Investor

Crypto SIM Hacker Agrees to Return $22 Million to Investor

Michael Terpin sits with his hands in front of him looking to the right.

Michael Terpin at an investor summit in 2018. That year, Terpin’s crypto account was hit by a SIM card swap hack for almost $24 million, and he spent years target both the hacker and AT&T, the latter for its security vulnerabilities.
Photo: JUAN LUIS MARTINEZ/GDA (PA)

A young man who wasn’t even old enough to drive in 2018 managed to withdraw almost $24 million from the account of a major crypto investor. Now, over four years later and thousands likely invested in both an investigation and attorneys’ fees, Michael Terpin can now say he’s got it all back… (presses the earpiece closer ) a recently submitted agreement.

The initial complaint filed in New York’s Southern District Court in 2020, then-18-year-old Ellis Pinsky led a 20-person group that met on the OGUsers forum that attacked people’s crypto wallets using data stolen SIM cards. Pinsky allegedly performed this hack when he was just 15 years old while living with his mother in upstate New York. The only other hacker named in the original complaint was 20-year-old Nick Truglia, who had previously been jailed for a separate crypto theft.

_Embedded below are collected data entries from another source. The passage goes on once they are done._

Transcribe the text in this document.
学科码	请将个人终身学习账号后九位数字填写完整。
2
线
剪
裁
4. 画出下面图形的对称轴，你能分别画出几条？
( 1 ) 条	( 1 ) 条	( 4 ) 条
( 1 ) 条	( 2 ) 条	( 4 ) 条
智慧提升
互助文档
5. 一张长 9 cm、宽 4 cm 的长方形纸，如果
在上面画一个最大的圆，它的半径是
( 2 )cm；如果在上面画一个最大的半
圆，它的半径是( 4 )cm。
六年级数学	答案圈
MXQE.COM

Terpin was a major name in the tech and crypto world, particularly in the late 20s as a co-founder of crypto investment firm BitAngels with early pitching work at Motley Fool and Match. com. At the time, the Terpin phone hack was one of the biggest crypto hacks of its kind. These days, however, $24 million would be a small sum for some of the funds of modern hackers. seem to roll in by attacking crypto exchanges, protocols and cross-chain bridges.

As much as a “SIM-swap” attack might sound like a shitty 90s spy movie that involved numerous hackers wildly typing on their keyboards, the alleged scheme involved this group of young hackers tagging people with large crypto holdings so find out phone and carrier information about their target. They would then use false identity information to trick the carrier, in this case AT&T, into switching control of the brand’s phone SIM card with the one they control. Now able to access the phone, they find the target’s wallet passcode and transfer the crypto assets.

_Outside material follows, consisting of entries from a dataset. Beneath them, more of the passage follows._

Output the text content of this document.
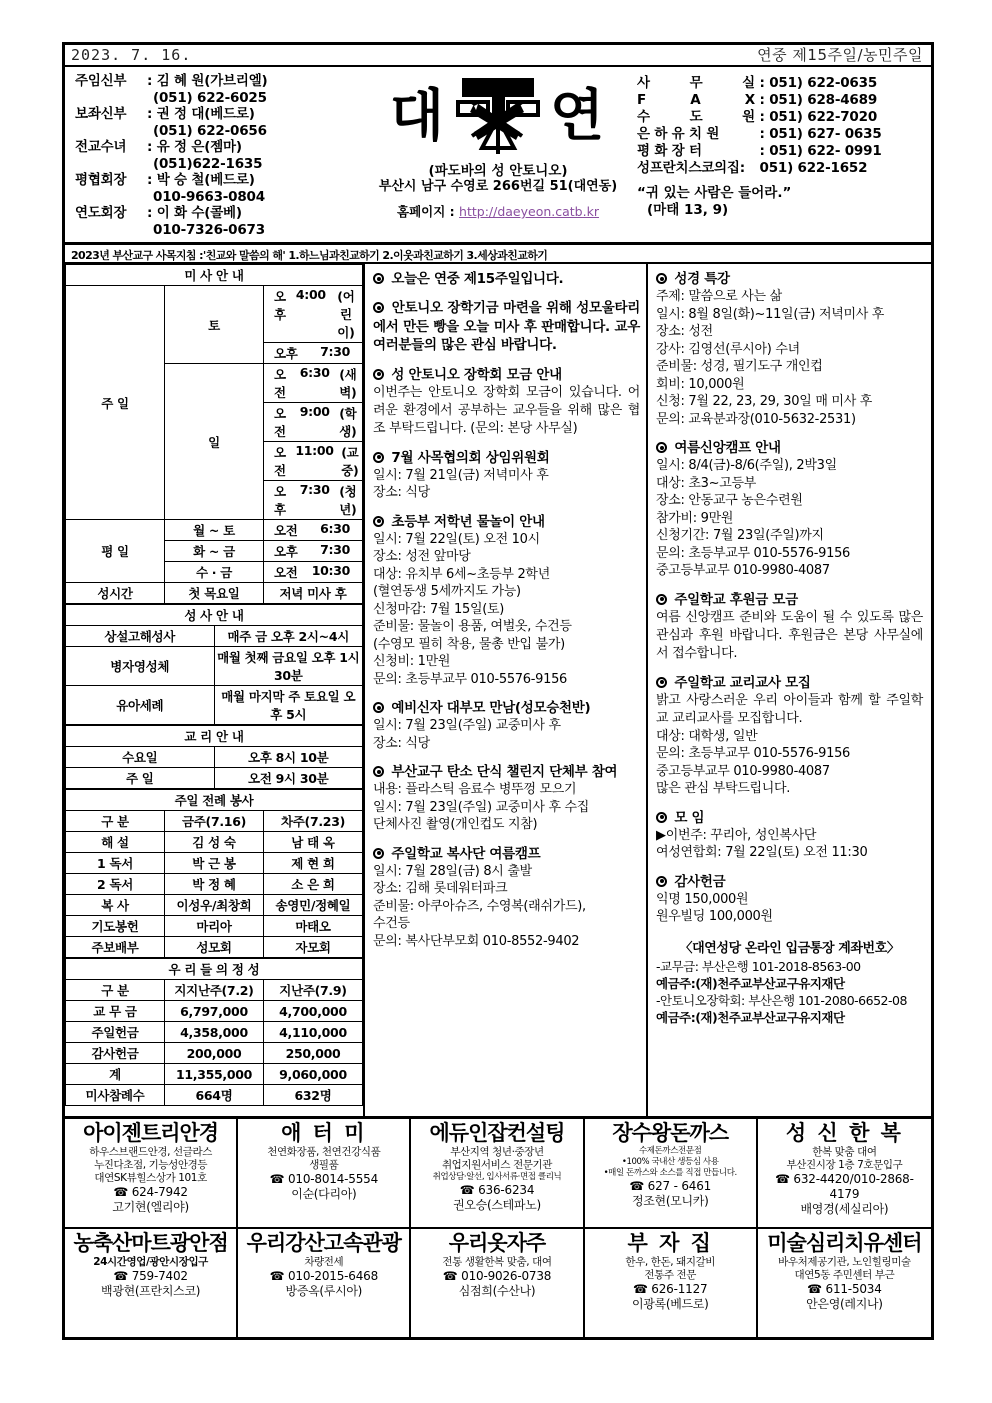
2023. 7. 16.	연중 제15주일/농민주일
주임신부 : 김 혜 원(가브리엘)
(051) 622-6025
보좌신부 : 권 정 대(베드로)
(051) 622-0656
전교수녀 : 유 정 은(젬마)
(051)622-1635
평협회장 : 박 승 철(베드로)
010-9663-0804
연도회장 : 이 화 수(콜베)
010-7326-0673
대 연
(파도바의 성 안토니오)
부산시 남구 수영로 266번길 51(대연동)
홈페이지 : http://daeyeon.catb.kr
사	무	실 : 051) 622-0635
F	A	X : 051) 628-4689
수	도	원 : 051) 622-7020
은 하 유 치 원	: 051) 627- 0635
평 화 장 터	: 051) 622- 0991
성프란치스코의집: 051) 622-1652
“귀 있는 사람은 들어라.”
(마태 13, 9)
2023년 부산교구 사목지침 :'친교와 말씀의 해' 1.하느님과친교하기 2.이웃과친교하기 3.세상과친교하기
미 사 안 내		
주 일	토	오후
4:00 (어린이)

		오후 7:30

	일	오전
6:30 (새벽)

		오전
9:00 (학생)

		오전
11:00 (교중)

		오후
7:30 (청년)

평 일	월 ~ 토	오전 6:30

	화 ~ 금	오후 7:30

	수 · 금	오전 10:30

성시간	첫 목요일	저녁 미사 후
성 사 안 내	
상설고해성사	매주 금 오후 2시~4시
병자영성체	매월 첫째 금요일 오후 1시 30분
유아세례	매월 마지막 주 토요일 오후 5시
교 리 안 내	
수요일	오후 8시 10분
주 일	오전 9시 30분
주일 전례 봉사		
구 분	금주(7.16)	차주(7.23)
해 설	김 성 숙	남 태 옥
1 독서	박 근 봉	제 현 희
2 독서	박 정 혜	소 은 희
복 사	이성우/최창희	송영민/정혜일
기도봉헌	마리아	마태오
주보배부	성모회	자모회
우 리 들 의 정 성		
구 분	지지난주(7.2)	지난주(7.9)
교 무 금	6,797,000	4,700,000
주일헌금	4,358,000	4,110,000
감사헌금	200,000	250,000
계	11,355,000	9,060,000
미사참례수	664명	632명
오늘은 연중 제15주일입니다.
안토니오 장학기금 마련을 위해 성모울타리에서 만든 빵을 오늘 미사 후 판매합니다. 교우 여러분들의 많은 관심 바랍니다.
성 안토니오 장학회 모금 안내
이번주는 안토니오 장학회 모금이 있습니다. 어려운 환경에서 공부하는 교우들을 위해 많은 협조 부탁드립니다. (문의: 본당 사무실)
7월 사목협의회 상임위원회
일시: 7월 21일(금) 저녁미사 후
장소: 식당
초등부 저학년 물놀이 안내
일시: 7월 22일(토) 오전 10시
장소: 성전 앞마당
대상: 유치부 6세~초등부 2학년
(혈연동생 5세까지도 가능)
신청마감: 7월 15일(토)
준비물: 물놀이 용품, 여벌옷, 수건등
(수영모 필히 착용, 물총 반입 불가)
신청비: 1만원
문의: 초등부교무 010-5576-9156
예비신자 대부모 만남(성모승천반)
일시: 7월 23일(주일) 교중미사 후
장소: 식당
부산교구 탄소 단식 챌린지 단체부 참여
내용: 플라스틱 음료수 병뚜껑 모으기
일시: 7월 23일(주일) 교중미사 후 수집
단체사진 촬영(개인컵도 지참)
주일학교 복사단 여름캠프
일시: 7월 28일(금) 8시 출발
장소: 김해 롯데워터파크
준비물: 아쿠아슈즈, 수영복(래쉬가드),
수건등
문의: 복사단부모회 010-8552-9402
성경 특강
주제: 말씀으로 사는 삶
일시: 8월 8일(화)~11일(금) 저녁미사 후
장소: 성전
강사: 김영선(루시아) 수녀
준비물: 성경, 필기도구 개인컵
회비: 10,000원
신청: 7월 22, 23, 29, 30일 매 미사 후
문의: 교육분과장(010-5632-2531)
여름신앙캠프 안내
일시: 8/4(금)-8/6(주일), 2박3일
대상: 초3~고등부
장소: 안동교구 농은수련원
참가비: 9만원
신청기간: 7월 23일(주일)까지
문의: 초등부교무 010-5576-9156
중고등부교무 010-9980-4087
주일학교 후원금 모금
여름 신앙캠프 준비와 도움이 될 수 있도록 많은 관심과 후원 바랍니다. 후원금은 본당 사무실에서 접수합니다.
주일학교 교리교사 모집
밝고 사랑스러운 우리 아이들과 함께 할 주일학교 교리교사를 모집합니다.
대상: 대학생, 일반
문의: 초등부교무 010-5576-9156
중고등부교무 010-9980-4087
많은 관심 부탁드립니다.
모 임
▶이번주: 꾸리아, 성인복사단
여성연합회: 7월 22일(토) 오전 11:30
감사헌금
익명 150,000원
원우빌딩 100,000원
〈대연성당 온라인 입금통장 계좌번호〉
-교무금: 부산은행 101-2018-8563-00
예금주:(재)천주교부산교구유지재단
-안토니오장학회: 부산은행 101-2080-6652-08
예금주:(재)천주교부산교구유지재단
아이젠트리안경
하우스브랜드안경, 선글라스
누진다초점, 기능성안경등
대연SK뷰힐스상가 101호
☎ 624-7942
고기현(엘리야)
애 터 미
천연화장품, 천연건강식품
생필품
☎ 010-8014-5554
이순(다리아)
에듀인잡컨설팅
부산지역 청년·중장년
취업지원서비스 전문기관
취업상담·알선, 입사서류·면접 클리닉
☎ 636-6234
권오승(스테파노)
장수왕돈까스
수제돈까스전문점
•100% 국내산 생등심 사용
•매일 돈까스와 소스를 직접 만듭니다.
☎ 627 - 6461
정조현(모니카)
성 신 한 복
한복 맞춤 대여
부산진시장 1층 7호문입구
☎ 632-4420/010-2868-4179
배영경(세실리아)
농축산마트광안점
24시간영업/광안시장입구
☎ 759-7402
백광현(프란치스코)
우리강산고속관광
차량전세
☎ 010-2015-6468
방증옥(루시아)
우리옷자주
전통 생활한복 맞춤, 대여
☎ 010-9026-0738
심점희(수산나)
부 자 집
한우, 한돈, 돼지갈비
전통주 전문
☎ 626-1127
이광록(베드로)
미술심리치유센터
바우처제공기관, 노인힐링미술
대연5동 주민센터 부근
☎ 611-5034
안은영(레지나)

Some tabloids called Pinsky “Baby Al Caponfor his $24 million scam. In a Interview with the Rolling Stones from July, Pinsky recounts how men broke into his home in 2020 looking for the stolen funds he claimed he no longer had. He also said that many of those underpaid employees for carriers like Verizon or AT&T were willing to take bribes to trade SIM cards. This is what Pinsky claimed to have used to perform the Terpin phone hack.

Pinsky’s attorney, listed as Amy Zamir of Nesenoff & Miltenberg, did not immediately respond to Gizmodo’s request for comment.

Terpin’s attorney, listed as Cornelius McCarthy of New York firm Chehebar Deveney & Phillips, did not immediately respond to a request for comment on his client’s behalf. Two years ago, a California judge dismissed Terpin’s suit against AT&T for $200 million in damages. Terpin had alleged that the company was responsible for the hack because he was confident that two-factor authentication would keep his information secure. For its part, the mobile operator argued that its privacy policy does not guarantee full protection.

Of course, new crypto hacks happen every other day, and October proved to be a especially raw time be involved in any type of DeFi project.